Ideally, you will want to store in an area where your water won’t freeze, but if your only option is an outdoor shed or area, then ensure you have room for freezing expansion.

Keep this in mind if you need your emergency water and the time for unthawing. You will need a warm area to dethaw your water.

Storage Location

Choose a suitable location for storing your water containers. It's best to keep them in a cool, dark place away from direct sunlight and extreme temperatures.

Extreme heat can cause plastic containers to break down, affecting water quality and taste. Be mindful of the weight of filled containers, as water can be heavy.

Regular Inspection and Rotation

Maintaining your stored water is as important as initially storing it. Regularly inspect containers for any signs of damage or leakage. Additionally, rotate your water supply every six months to a year to ensure freshness.

Use the older water for non-drinking purposes and refill with fresh water.
When my water was shut off, I was able to use the older water to wash dishes and clean my house. It is important to inspect your water for any discoloration, smell, or growth.

Inspect your containers as well to ensure there is no mold growth in any cracks or crevices.

Alternative Water Sources

While stored water is essential, you should also explore alternative water sources during emergencies. Rainwater harvesting, if legal in your area, can provide a renewable supply.

Additionally, urban areas may have hidden sources like hot water tanks, ice cubes, and even toilet tanks that can be used in a pinch.

Keep a portable water filter like a LifeStraw in your bug-out bag in case you have to leave your shelter in a pinch. Having a portable water filter will allow you to safely consume water from various resources.

In times of crisis, access to clean water is non-negotiable. By taking proactive steps to store water for emergencies, you're ensuring the safety and well-being of your loved ones. Remember that preparedness is the key to resilience.

Start your water storage plan today, and gain the peace of mind that comes with knowing you're ready for whatever comes your way.

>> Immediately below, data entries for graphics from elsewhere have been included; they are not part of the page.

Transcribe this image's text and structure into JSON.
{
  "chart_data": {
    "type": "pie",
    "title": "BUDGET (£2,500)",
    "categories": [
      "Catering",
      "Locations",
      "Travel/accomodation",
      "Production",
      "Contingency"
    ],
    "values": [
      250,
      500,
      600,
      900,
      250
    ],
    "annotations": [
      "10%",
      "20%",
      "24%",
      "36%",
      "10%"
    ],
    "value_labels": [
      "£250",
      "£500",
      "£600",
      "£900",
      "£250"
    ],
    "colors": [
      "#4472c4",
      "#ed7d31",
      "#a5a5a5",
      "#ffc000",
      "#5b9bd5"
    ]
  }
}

Don’t forget to include your pets in your water storage plan!


How much water should I store per person per day for emergencies?

On average, plan for at least one gallon (approximately 3.8 liters) of water per person per day for drinking and sanitation.

Can I use tap water for long-term storage?

Yes, you can use tap water for storage if you properly treat and purify it to prevent microbial growth.

What are the best containers for water storage?

Food-grade plastic containers designed for beverages or water are ideal for water storage.

How often should I rotate my water supply?

It's recommended to rotate your water supply every six months to a year to ensure freshness.

Are there any natural sources of water in urban areas during emergencies?

Yes, you can explore alternative sources like rainwater harvesting, hot water tanks, ice cubes, and toilet tanks in urban areas during emergencies.